« Mais c'est quoi la magie? » La question résonne après une heure de discussion. Nous sommes six autour de la table : Alex, Stéphanie, leur fille Elli, Sarah, Gijs et moi. Alex, Stéphanie, Sarah et Gijs sont membres du collectif Open Source Publishing mieux connu sous le diminutif OSP. Je suis les aventures d'OSP depuis sa création en 2006. Lorsque Sarah et Alex m'ont demandé d'écrire un texte pour le catalogue de leur exposition, j'ai saisi l'occasion d'aller plus loin dans un dialogue épisodique et passionnant qui se développe depuis dix années. Dans le jargon d'OSP, je suis ce qu'ils appellent un membre d'honneur. C'est une manière fort gentille de dire qu'on partage beaucoup de choses, essentiellement l'enthousiasme pour les ouvertures politiques et poétiques qu'offre le logiciel libre. Comme compagnon de route d'OSP, j'ai une connaissance de leur travail qui est à la fois intime et superficielle. Ce texte ne sera pas une introduction à OSP. Ils ont produit de très beaux textes qui invitent à découvrir leur pratique. À cela, il n'y a rien à ajouter. 1 On trouvera ici plutôt une série de questions qui émergent d'une discussion à bâtons rompus. On y parlera de graphisme, mais aussi de magie, de temps et de contes de fées. Ce texte est émaillé de termes techniques. J'ai essayé tant que possible de les commenter dans le flux du texte ou en notes car pour OSP la technique n'est jamais seulement de la technique mais toujours aussi autre chose.
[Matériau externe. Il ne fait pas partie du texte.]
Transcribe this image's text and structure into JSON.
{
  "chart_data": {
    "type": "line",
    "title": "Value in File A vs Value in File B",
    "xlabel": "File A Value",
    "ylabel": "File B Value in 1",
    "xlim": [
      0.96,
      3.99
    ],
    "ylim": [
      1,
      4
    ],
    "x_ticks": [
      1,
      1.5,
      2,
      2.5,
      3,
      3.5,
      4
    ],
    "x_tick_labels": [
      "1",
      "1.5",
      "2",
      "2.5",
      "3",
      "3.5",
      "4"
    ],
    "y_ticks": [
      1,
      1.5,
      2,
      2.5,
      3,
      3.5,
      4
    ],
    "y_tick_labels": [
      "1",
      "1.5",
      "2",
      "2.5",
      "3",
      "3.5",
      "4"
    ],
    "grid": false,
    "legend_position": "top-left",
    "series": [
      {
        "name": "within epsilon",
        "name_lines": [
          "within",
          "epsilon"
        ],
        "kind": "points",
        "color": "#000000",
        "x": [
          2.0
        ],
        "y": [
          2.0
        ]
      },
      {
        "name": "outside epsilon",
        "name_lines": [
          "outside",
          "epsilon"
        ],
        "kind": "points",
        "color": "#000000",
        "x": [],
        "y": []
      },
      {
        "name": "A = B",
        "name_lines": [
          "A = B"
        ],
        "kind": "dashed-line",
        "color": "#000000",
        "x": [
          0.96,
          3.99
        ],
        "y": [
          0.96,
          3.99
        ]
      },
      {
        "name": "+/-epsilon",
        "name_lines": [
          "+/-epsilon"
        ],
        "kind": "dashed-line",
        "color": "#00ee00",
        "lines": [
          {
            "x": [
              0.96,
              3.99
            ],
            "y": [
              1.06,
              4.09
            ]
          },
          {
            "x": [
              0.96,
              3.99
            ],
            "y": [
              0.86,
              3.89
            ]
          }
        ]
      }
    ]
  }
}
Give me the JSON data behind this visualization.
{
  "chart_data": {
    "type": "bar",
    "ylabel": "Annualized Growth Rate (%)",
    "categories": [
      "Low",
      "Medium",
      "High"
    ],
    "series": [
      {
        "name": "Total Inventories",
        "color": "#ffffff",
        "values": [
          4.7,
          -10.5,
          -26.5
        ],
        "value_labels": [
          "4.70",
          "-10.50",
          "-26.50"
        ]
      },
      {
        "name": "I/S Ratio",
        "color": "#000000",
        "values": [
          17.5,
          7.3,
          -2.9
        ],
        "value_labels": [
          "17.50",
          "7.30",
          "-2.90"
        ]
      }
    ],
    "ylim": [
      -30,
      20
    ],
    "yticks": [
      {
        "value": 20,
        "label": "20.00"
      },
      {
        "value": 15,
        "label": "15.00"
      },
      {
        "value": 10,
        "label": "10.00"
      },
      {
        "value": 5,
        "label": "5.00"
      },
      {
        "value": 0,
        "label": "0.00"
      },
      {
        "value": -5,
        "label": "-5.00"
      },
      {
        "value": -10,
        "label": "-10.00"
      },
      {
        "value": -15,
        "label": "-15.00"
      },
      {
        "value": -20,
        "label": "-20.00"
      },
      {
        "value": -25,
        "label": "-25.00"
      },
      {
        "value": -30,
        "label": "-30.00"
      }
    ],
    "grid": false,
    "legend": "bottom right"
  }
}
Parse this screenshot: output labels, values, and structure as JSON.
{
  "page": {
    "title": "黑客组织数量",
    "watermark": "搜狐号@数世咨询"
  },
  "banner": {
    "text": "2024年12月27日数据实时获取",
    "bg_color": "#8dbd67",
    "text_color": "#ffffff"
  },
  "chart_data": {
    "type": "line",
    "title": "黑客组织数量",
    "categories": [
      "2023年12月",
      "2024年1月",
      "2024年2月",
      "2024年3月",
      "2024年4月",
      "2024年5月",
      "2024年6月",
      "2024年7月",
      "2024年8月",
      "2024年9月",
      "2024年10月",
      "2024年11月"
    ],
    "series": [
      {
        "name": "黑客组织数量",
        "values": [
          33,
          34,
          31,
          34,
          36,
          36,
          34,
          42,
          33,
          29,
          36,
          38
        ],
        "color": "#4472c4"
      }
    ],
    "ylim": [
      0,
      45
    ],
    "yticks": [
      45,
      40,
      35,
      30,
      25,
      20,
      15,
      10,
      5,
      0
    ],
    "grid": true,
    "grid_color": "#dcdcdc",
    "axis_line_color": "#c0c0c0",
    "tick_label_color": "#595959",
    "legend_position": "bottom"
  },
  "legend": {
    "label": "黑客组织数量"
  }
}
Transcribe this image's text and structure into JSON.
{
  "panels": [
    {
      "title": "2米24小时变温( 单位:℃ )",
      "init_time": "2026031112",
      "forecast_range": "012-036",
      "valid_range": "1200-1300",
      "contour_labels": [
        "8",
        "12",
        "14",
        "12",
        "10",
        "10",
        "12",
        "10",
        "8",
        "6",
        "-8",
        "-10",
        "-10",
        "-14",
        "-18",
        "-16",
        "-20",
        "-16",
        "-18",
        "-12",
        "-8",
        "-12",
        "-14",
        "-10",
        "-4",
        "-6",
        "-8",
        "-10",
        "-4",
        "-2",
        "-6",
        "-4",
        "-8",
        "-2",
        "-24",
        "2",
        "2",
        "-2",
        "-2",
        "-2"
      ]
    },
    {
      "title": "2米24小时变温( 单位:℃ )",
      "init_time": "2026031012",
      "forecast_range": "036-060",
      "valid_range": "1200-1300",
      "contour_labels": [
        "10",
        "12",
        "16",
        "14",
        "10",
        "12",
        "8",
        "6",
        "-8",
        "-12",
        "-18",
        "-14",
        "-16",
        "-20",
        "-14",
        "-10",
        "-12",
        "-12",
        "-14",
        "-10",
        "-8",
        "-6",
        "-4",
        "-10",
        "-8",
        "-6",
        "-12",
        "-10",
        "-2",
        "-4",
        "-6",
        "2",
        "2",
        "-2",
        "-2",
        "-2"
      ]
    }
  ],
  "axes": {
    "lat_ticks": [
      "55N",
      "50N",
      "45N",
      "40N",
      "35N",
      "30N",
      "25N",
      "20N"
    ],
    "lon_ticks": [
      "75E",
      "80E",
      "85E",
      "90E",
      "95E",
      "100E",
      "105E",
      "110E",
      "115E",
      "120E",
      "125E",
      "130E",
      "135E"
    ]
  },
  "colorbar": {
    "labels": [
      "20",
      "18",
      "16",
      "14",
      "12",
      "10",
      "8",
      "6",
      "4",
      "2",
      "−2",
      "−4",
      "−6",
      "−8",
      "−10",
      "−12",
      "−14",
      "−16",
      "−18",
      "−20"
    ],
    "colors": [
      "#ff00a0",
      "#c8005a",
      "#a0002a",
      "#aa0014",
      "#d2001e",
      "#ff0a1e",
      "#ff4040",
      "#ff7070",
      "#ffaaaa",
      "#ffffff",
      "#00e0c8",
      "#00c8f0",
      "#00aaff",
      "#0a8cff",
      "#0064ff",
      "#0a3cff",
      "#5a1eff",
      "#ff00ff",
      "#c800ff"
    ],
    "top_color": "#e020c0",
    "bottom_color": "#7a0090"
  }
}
Ce texte est basé sur une conversation qui a lieu dans l'appartement d'Alex et Stéphanie, à Bruxelles. Nous avons rendez-vous à 18 heures. Alex et Stéphanie font des aller-retours dans la cuisine qui communique avec la pièce où nous nous tenons. Au fur et à mesure de la conversation, le repas se prépare. Dans la grande tradition « culinaire » d'OSP qui n'a pas choisi par hasard l'extension « .kitchen » pour son nom de domaine. La cuisine c'est tout un environnement de partage, l'importance du repas comme moment qui crée du collectif, c'est aussi le partage de la recette. La cuisine, c'est l'opposé de la salle-à-manger, c'est là où l'on est dans le faire plutôt que dans la consommation, dans le processus, dans le comment. Inviter quelqu'un dans la cuisine, c'est lui donner accès aux techniques, c'est une forme de transparence. On peut suivre l'évolution de l'aliment du cru au cuit, de sa matière brute à son raffinement progressif. La cuisine est un lieu de socialité, on fait en parlant.